Insurance Products – definition and meaning

Definition: Insurance

Insurance is a contract, represented by a policy, in which an individual or entity receives financial protection or reimbursement against losses from an insurance company. The company pools clients’ risks to make payments more affordable for the insured. Insurance can be defined from two different perspectives, which are as follows:

  1. Functional definition:

Insurance is a co-operative device to spread the loss caused by a particular risk to which a number of people are exposed to and agree to insure them against the risk.

Therefore, insurance is:

  1. Co-operative device
  2. To spread the risk amongst the persons who are insured against it
  3. To share the losses according to the probability of loss to the risk of each member of society
  4. To provide security against losses to the insured
  5. Contractual definition:

Insurance has been defined to be that in which a sum of money as a premium is paid in consideration of the insurer’s incurring the risk of paying a large sum upon the contingency. The insurance thus is a contract whereby:

  1. Certain sum, called premium is charged in consideration,
  2. Against the said consideration, a large sum is guaranteed to be paid by the insurer who received the premium,
  3. The payment will be made in certain definite sum, i.e., the loss or the policy amount whichever My be, and
  4. The payment is made only upon a contingency.

Moreover, insurance can be defined as a consisting one party (the insurer) agrees to pay to the other party (the insurer) or his beneficiary, a certain sum upon a given contingency (the risk) against which the insurance is sought.

Meaning of Insurance:

An entity which provides insurance is known as an insurer, insurance company, or insurance carrier.
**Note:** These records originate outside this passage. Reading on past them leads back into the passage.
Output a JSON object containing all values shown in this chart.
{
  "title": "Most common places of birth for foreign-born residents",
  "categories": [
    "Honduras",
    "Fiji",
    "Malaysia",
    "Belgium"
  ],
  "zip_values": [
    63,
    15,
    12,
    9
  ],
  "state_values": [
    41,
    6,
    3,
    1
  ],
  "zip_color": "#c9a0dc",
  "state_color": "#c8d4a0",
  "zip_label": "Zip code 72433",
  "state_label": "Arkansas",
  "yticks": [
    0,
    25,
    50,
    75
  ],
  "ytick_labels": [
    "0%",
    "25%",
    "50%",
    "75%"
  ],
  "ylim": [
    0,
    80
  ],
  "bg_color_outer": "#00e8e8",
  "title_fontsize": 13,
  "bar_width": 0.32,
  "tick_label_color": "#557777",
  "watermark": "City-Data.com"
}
A person or entity who buys insurance is known as an insured or policyholder. The insurance transaction involves the insured assuming a guaranteed and known relatively small loss in the form of payment to the insurer in exchange for the insurer’s promise to compensate the insured in the event of a covered loss. The loss may or may not be financial, but it must be reducible to financial terms, and must involve something in which the insured has an insurable interest established by ownership, possession, or pre-existing relationship.

The insured receives a contract, called the insurance policy, which details the conditions and circumstances under which the insured will be financially compensated. The amount of money charged by the insurer to the insured for the coverage set forth in the insurance policy is called the premium. If the insured experiences a loss which is potentially covered by the insurance policy, the insured submits a claim to the insurer for processing by a claims adjuster.